Today, more than ever, the intergovernmental system faces multiple highly complex challenges. Many of these challenges are driven by fiscal factors, but not all of them. Political and administrative conflict, exacerbated by a highly polarized political environment, has dramatically lessened the capacity of the system for cooperation at a time when collaboration is desperately needed. While many proposals are being put forward to address the problems faced at the federal, state and local levels of government, rarely do those proposals recognize that they are highly dependent for successful implementation on circumstances that are often predetermined at another level of government.

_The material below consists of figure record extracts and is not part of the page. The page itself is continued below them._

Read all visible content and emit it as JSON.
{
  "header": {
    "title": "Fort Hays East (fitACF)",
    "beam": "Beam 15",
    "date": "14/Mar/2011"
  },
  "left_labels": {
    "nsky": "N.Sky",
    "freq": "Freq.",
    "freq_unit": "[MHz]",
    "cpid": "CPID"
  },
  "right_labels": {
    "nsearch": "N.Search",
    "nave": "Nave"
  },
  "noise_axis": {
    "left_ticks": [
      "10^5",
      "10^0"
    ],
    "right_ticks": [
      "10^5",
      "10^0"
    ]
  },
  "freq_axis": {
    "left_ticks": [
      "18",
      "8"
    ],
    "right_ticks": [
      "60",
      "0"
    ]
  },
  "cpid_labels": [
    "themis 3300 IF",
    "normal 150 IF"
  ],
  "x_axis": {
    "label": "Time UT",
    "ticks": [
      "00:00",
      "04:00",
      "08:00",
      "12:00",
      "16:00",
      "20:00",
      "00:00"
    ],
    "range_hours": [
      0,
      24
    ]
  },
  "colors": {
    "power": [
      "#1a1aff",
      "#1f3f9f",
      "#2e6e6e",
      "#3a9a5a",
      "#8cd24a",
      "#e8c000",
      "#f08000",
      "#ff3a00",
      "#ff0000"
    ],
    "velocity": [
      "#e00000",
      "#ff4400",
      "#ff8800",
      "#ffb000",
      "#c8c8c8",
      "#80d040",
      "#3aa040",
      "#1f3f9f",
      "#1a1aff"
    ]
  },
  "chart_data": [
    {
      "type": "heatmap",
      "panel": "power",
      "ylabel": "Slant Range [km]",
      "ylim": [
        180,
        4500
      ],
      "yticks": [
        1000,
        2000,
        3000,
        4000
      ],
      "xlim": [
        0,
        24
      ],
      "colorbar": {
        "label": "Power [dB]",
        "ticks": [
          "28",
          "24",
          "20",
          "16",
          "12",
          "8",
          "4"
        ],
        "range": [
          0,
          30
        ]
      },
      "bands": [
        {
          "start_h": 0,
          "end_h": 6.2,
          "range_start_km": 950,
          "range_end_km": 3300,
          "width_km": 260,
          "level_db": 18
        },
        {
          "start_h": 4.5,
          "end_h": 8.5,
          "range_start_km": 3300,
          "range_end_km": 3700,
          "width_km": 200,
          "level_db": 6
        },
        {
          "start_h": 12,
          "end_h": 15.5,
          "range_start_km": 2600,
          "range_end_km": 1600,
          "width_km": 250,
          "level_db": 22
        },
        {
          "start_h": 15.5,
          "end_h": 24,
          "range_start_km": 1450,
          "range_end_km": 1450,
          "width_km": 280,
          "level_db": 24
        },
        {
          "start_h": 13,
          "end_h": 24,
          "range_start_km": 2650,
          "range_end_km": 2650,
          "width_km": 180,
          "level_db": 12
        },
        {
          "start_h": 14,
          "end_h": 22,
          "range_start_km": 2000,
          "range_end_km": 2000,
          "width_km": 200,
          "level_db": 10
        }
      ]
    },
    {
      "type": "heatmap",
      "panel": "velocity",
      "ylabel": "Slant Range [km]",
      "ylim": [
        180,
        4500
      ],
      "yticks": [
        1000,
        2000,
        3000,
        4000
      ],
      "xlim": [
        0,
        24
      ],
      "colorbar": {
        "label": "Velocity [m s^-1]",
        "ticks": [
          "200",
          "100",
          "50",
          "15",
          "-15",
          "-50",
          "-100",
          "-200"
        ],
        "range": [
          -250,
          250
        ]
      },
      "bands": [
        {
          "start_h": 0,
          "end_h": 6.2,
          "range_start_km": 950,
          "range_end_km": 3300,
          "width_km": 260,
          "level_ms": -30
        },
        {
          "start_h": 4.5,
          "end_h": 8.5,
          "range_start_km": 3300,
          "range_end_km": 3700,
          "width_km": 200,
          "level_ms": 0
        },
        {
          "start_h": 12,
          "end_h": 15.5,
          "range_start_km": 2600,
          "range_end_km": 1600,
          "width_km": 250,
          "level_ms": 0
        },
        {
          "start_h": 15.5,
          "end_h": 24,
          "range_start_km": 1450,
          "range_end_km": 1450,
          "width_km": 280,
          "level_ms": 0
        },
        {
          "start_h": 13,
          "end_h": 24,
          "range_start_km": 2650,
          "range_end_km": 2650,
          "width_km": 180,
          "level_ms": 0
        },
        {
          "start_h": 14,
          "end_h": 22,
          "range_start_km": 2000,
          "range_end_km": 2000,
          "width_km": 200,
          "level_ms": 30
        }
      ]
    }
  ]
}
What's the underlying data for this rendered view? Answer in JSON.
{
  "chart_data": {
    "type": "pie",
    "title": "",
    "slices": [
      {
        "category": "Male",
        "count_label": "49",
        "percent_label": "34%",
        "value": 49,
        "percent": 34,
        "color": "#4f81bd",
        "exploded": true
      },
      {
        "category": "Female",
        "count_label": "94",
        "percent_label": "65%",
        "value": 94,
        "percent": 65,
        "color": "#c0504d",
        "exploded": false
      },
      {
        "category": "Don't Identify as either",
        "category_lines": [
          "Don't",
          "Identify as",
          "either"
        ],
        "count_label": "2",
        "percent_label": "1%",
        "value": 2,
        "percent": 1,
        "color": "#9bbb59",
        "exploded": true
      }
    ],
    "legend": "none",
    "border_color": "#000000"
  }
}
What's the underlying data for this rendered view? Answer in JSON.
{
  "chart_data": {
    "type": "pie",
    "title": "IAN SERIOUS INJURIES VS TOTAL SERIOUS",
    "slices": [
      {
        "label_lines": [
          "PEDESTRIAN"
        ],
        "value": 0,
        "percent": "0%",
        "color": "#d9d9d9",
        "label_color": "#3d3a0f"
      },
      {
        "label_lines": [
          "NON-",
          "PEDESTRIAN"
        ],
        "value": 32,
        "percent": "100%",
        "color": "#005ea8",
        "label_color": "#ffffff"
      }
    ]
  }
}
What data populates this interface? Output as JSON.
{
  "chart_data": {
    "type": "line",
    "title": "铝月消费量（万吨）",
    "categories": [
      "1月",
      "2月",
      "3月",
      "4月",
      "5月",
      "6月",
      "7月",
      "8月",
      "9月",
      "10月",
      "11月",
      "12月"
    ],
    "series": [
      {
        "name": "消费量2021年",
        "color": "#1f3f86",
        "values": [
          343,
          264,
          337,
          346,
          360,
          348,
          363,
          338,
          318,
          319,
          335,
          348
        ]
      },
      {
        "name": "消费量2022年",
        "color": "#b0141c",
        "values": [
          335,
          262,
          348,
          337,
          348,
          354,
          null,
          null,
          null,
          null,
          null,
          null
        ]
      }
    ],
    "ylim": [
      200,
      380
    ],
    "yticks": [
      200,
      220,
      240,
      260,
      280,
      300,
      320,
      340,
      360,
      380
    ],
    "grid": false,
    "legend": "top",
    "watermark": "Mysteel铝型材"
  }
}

To help the next Administration, the next Congress and our state and local governmental leaders to more effectively address these issues, a group of four individuals with long experience both studying and participating in the American governmental system has prepared the attached memo. These individuals have held senior positions in local, national and state government and have also written extensively about intergovernmental relations in the United States and abroad. The memo on “America’s Invisible Intergovernmental Crisis” provides important recommendations for reinvigorating the American intergovernmental system and the nation itself. Most significant in this regard are the calls for a joint federal, state and local reassessment of the nation's tax policies with a focus upon the introduction of a shared consumption tax and the need for the establishment of an institutional mechanism to facilitate intergovernmental collaboration.